The lack of video games with Dinosaurs in it has been disturbing. That looks like it is about to change with the recent release of Primal Carnage: Extinction on the PS4. If the name sounds familiar, that’s because Primal Carnage was a well received PC Multiplayer released back in 2012, Extinction served as it’s upgraded sequel that exited Steam’s Early Access program earlier this year and was brought to PS4 with the help of Circle 5 and Panic Button.

Primal Carnage: Extinction has a simple premise, Humans vs Dinosaurs in 8v8 matches to find out which is the better predator. Humans have 5 classes, the close ranged power house Pathfinder, the sniper Scientist, the well-rounded Commando, the attack disabling Trapper, and the Pyro who just burns everything on sight.

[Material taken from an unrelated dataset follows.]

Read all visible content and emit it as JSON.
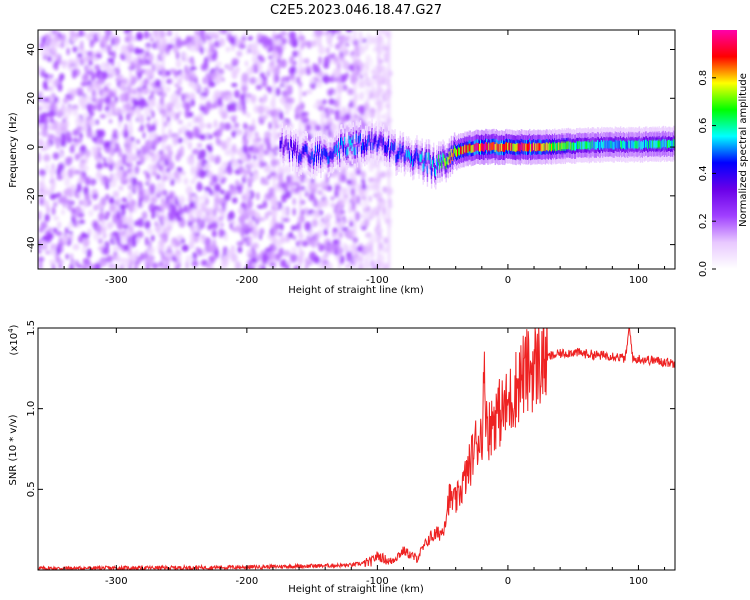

Meanwhile, the Dinosaurs have a similar system of 5 classes which features the massive ramming Carnotaurus, the acid-spitting Dilophosaurus, the high-flying Pteranodon, the quick Novaraptor, and of course, The Tyrannosaurus Rex. However, almost every type of Dino has another Species that you can choose from that has different stats but plays almost exactly the same.

While you would think the humans have a huge advantage, with plenty of guns on their side, the Dinosaurs have plenty of health and powerful techniques to tip the odds in their favour. For example, The Novaraptors have the ability to pounce on their target and viciously attack their target, humans are given the opportunity to shove them off, but from my play through there were very little times when that succeeded. Pteranodon’s are the hardest to control but are provided the unique ability of flight, which they use to pick up opponents and drop them from a lethal height (best worked on Pyros). While the T-Rex is a walking tank with the most health and the ability one-hit kill and regain health by eating the humans.


Things aren’t so bleak for the humans though, as each of the member of the human Mercenaries are designed with taking out specific beasts. The Scientist plays as a sniper equipped with a powerful Tranquilizer which can disorient the dinos and is great at picking off Pteranodon class. Meanwhile the Commando works crowd control with a heavy assault rifle with a grenade attachment and the Pathfinder can blind with flares while removing smaller dino with his shotgun.

The real interesting human classes end up being the Trapper and the Pyro. While the Trapper has possibly the weakest weapons in the game with a dual colts, it’s his net-gun which can mean a life or death situation when taking down a T-Rex, this is because on bigger dinos, the Trapper’s Net works as a mouth-guard, temporary preventing the T-Rex from attacking, meanwhile smaller dinos are stopped completely allowing him to perform a final takedown. The Pyro however, is extremely overpowered despite its close range, allowing them to do a lot of damage continuously as they torch all the dinos in the area.


Primal Carnage: Extinction comes with 4 different game modes. The traditional Team Deathmatch where one side plays human and the other as Dinos, “Get to the Chopper” an objective base mission mode that has players fighting for control over certain areas to unlock a helicopter to escape or the Tyrant Dinosaur to prevent it, then we have Survival Mode which feels similar to Call of Duty Zombies mode but with Dinosaurs, and finally Free Roam which feels like a tutorial on the multiple Dinosaur classes; allowing you to get a feel for each class.

Of these modes my personal favourite was the Survival Mode, meant to be played Co-op or single player, it pitted you against an increasingly difficult wave of Dinosaurs which racked up money after killing them; which is then used for upgrades, ammo, health and various defensive items.

The game’s maps seem to be heavily inspired by the Jurassic Park film series, with levels including various jungle layouts, pens and cages, and shipping yards. Each map is big enough to hold several massive dinos while giving smaller creatures and humans a chance to ambush.


While the Dinosaurs are definitely the highlight of the game in appearance, the rest of the game kind of falls short, with some of the human characters and weapons looking more like they came from the PS3 era. Foliage and Water however looks well done and definitely brings life to the maps.

The game also has some progression problems, as each character a group of unlockable skins, weapons and abilities, but the game doesn’t tell you how many there are for the specific classes or how to unlock them. While unlocking Trophies does unlock specific gear, the rest feels like a random unlock.


During our play through during the game’s launch, we did experience several game-breaking bugs which included a missing Dino in Survival mode, and Deathmatches suddenly ending with no winner or loser. However these appeared to have repaired itself after the servers received more active users.

Primal Carnage: Extinction has potential to be a great multiplayer game. It has a great concept and some good core mechanics, but the lack of noticeable progression and some balancing issues holds it back from leading the pack instead of just standing out. Still if you’re looking for a unique shooter to break from the gun-against-gun gameplay that’s over saturated the market, then Primal Carnage may be the game for you.